Actor Ray Milland was seriously injured while making this film. Playing a cavalry officer, Milland was leading a "charge" through a village. As they rounded a corner he saw that someone had left a camera on a tripod in the middle of the street. There was no time to try to pull around it or stop his horse, so Milland, an experienced horseman, tried to get the horse to jump over it. The horse cleared the camera, but the straps that held the saddle onto the horse snapped. Milland was thrown from the saddle, bounced off the wall of a building and landed in a pile of debris and broken masonry. He was unconscious for almost 24 hours and was hospitalized for two weeks.

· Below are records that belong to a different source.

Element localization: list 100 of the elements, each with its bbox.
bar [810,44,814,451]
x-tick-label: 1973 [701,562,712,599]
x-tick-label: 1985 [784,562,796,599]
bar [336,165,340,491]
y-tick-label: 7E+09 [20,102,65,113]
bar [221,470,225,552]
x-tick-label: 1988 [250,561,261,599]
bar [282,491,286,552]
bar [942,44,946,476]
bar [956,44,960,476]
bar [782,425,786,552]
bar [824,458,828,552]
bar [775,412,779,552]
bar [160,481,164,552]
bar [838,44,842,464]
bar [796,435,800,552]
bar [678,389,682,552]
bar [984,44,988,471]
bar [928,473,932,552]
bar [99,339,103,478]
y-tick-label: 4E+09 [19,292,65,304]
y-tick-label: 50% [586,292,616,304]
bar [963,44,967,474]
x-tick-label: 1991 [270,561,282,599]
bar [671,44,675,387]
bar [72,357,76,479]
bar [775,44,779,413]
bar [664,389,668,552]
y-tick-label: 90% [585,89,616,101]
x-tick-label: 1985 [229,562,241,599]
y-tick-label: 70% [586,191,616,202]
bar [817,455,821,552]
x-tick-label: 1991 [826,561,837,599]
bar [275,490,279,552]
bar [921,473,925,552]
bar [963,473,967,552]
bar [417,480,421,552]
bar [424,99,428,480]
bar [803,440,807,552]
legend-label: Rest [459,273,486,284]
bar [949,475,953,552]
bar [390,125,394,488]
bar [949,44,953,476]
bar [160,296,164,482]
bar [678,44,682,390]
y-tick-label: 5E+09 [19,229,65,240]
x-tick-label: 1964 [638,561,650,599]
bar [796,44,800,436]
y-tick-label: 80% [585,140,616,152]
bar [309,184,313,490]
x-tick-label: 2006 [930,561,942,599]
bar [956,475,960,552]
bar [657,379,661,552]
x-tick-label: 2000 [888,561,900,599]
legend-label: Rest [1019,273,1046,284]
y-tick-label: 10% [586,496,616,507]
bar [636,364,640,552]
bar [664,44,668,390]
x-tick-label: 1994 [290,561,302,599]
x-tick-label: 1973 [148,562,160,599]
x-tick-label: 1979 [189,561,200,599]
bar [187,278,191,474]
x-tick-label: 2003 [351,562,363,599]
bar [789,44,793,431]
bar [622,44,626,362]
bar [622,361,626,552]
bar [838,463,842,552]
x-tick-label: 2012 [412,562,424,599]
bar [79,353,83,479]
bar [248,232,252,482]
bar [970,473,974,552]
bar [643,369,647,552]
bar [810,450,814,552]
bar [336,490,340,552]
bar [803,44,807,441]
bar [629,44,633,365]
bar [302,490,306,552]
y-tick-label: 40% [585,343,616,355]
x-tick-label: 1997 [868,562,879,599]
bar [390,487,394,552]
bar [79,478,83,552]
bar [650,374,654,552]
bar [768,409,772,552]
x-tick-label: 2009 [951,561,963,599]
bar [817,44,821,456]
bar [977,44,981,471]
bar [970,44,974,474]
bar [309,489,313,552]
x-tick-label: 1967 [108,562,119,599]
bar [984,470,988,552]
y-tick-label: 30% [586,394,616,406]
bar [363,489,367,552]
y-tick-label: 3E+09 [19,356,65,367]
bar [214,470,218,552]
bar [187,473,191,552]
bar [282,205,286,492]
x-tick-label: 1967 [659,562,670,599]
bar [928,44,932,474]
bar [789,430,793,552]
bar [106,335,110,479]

One of over 700 Paramount Productions, filmed between 1929 and 1949, which were sold to MCA/Universal in 1958 for television distribution, and have been owned and controlled by Universal ever since.

Three actresses were cast as Anna. The first, Marlene Dietrich, was constantly at loggerheads with then-director Henry Hathaway - he wanted to deglamorize her. After some rewriting by 'Grover Jones', she finally quit, and production was frozen. Margaret Sullavan was then brought in as Anna and shooting resumed, but while clowning around with Ray Milland on the set between takes (she was squirting him with a concealed water pistol), she fell and fractured her arm. She refused to do the rest of the film in a sling as the studio heads demanded, and also quit. At this point Dietrich offered to come back, but Paramount refused and instead brought in Italian sex symbol Isa Miranda. However, Miranda knew no English and had to have all her dialogue supplied phonetically.